I have make playlist at iTunes.
my question:
how can I find my playlist include my cue point, memory cue record box using main ssd, but my collection and playlist still at my second drive.
I have restore my iTunes files but still nothing.
can you help me?
A hard drive installed in the optical bay is not currently supported due to the way the operating system mounts that drive, sorry.
Publicação fechada para comentários.
Hi,
Are you talking about the rekordbox database that contains the meta data, hotcues etc as stored in the user/library or are you talking about your track collection (the mp3 tracks)?
For good measures, replacing your opticall (dvd) drive with a harddrive doesnt matter for the MacOS. It's just an extra harddisk volume and mounted during start up (since it's a harddrive). The user folder (containing documents, music, library etc) can only exist on one volume and not being distributed across volumes. However the entire user folder can be on a different volume then the startup disk (or even a different disk from the disk holding MacOS).
my workflow is basically what you want:
All my music (for iTunes, djay, Traktor, Rekordbox, Mixed in Key and Live) is on a mounted volume on a server. (this would be your 2nd hard disk). This way the tracks I access are the same for all programs i use, regardless of the computer i'm working on. (you can mimic this situation by having your collection on an external usb drive).
I have one "master" iTunes list that I distribute among the other computers I use. (compress the itunes folder in the /user/music folder after emptying the cache of that folder first).
Then I use the distributed itunes lists as blue print for the playlists in all other programs I use including rekordbox. I
I use iTunes as collection manager, not because it's the best but just because it's got gateways to all other programs out there. And it's Apple scriptable so I can write all kind of tag changers and duplicate track finders etc.

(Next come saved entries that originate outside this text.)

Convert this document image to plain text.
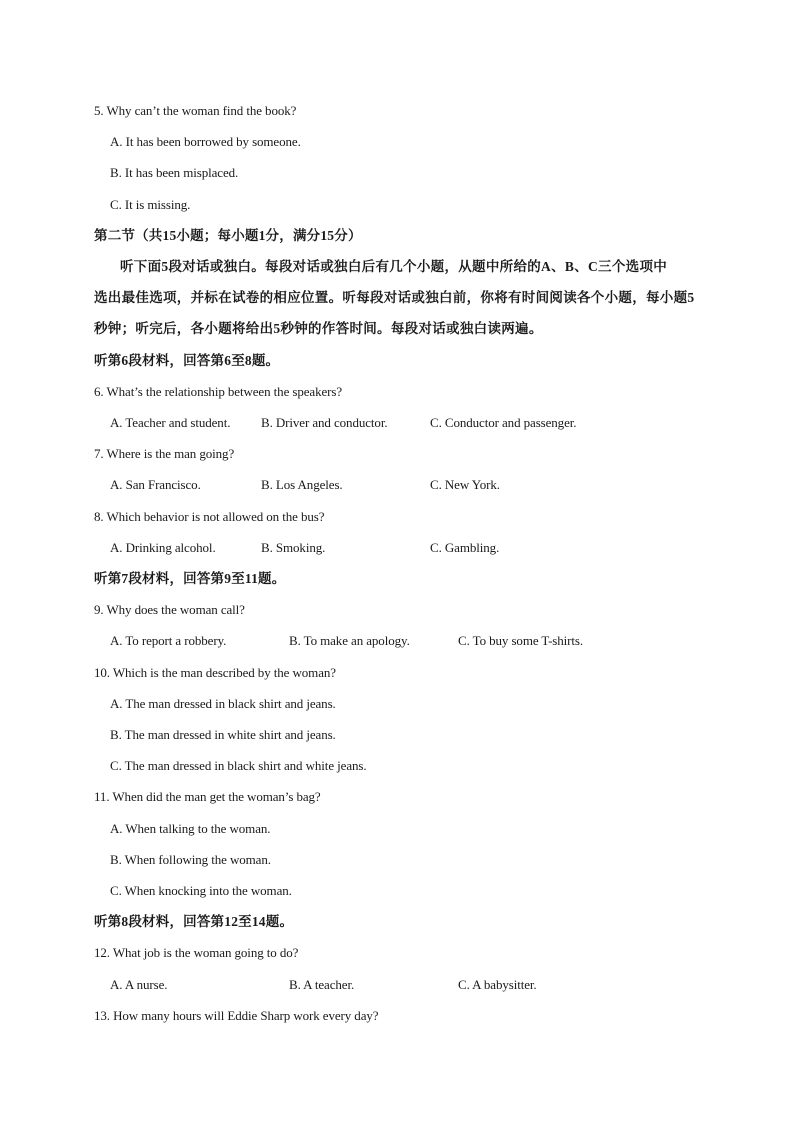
5. Why can’t the woman find the book?
A. It has been borrowed by someone.
B. It has been misplaced.
C. It is missing.
第二节（共15小题；每小题1分，满分15分）
听下面5段对话或独白。每段对话或独白后有几个小题，从题中所给的A、B、C三个选项中
选出最佳选项，并标在试卷的相应位置。听每段对话或独白前，你将有时间阅读各个小题，每小题5
秒钟；听完后，各小题将给出5秒钟的作答时间。每段对话或独白读两遍。
听第6段材料，回答第6至8题。
6. What’s the relationship between the speakers?
A. Teacher and student. B. Driver and conductor.	C. Conductor and passenger.
7. Where is the man going?
A. San Francisco.	B. Los Angeles.	C. New York.
8. Which behavior is not allowed on the bus?
A. Drinking alcohol.	B. Smoking.	C. Gambling.
听第7段材料，回答第9至11题。
9. Why does the woman call?
A. To report a robbery.	B. To make an apology.	C. To buy some T-shirts.
10. Which is the man described by the woman?
A. The man dressed in black shirt and jeans.
B. The man dressed in white shirt and jeans.
C. The man dressed in black shirt and white jeans.
11. When did the man get the woman’s bag?
A. When talking to the woman.
B. When following the woman.
C. When knocking into the woman.
听第8段材料，回答第12至14题。
12. What job is the woman going to do?
A. A nurse.	B. A teacher.	C. A babysitter.
13. How many hours will Eddie Sharp work every day?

I use Mixed in Key for the basic camelot key detection.
I use Traktor for setting cues, loops and beatgrids because I started with it once and it's still good enough for that purpose.
Finally I use Rekordbox as most of us for gig preperation on usb.
I use algoriddim's djay Pro on iOS as an ad hoc party system.
I wrote a utility to convert my traktor cues to both djay and Rekordbox you can watch the demo at
And because Traktor sometimes loses the keys found by MIK I wrote another utility to batch fix lost keys (and reformat the comment field in the process so its sortable and usefull on) that one is demoed at:
--another option (i used to use it but its not as rock solid as the option above) If you are a bit more adventurous. You can create a user (MacOS user that is) whose complete "home" folder is stored externally. goto system preferences-> create a new user -> click on the user -> unlock it -> RIGHT click on the user you'll get the option to select "Advanced" options) there you can set the "home folder. That way you'll have the original settings etc all ready to go without having to copy them.
Draw back is that if you run into problems (damaged files etc) its not as easy to fix as the traveling zip solution, a USB drive is a slower then an internal SSD and if you don't have your external drive at hand the user you created will be unusable. Preferably the external home folder is on it's own partition because the access privileges should be respected for that volume. So you divide your big external harddrive in 2 partitions, 1 big one for the tracks and one smaller one for the home folder. (on my 2Tb's it used to be 400Gb user, 1.6Tb tracks) That way you can back up one without backing up the other retaining access privileges.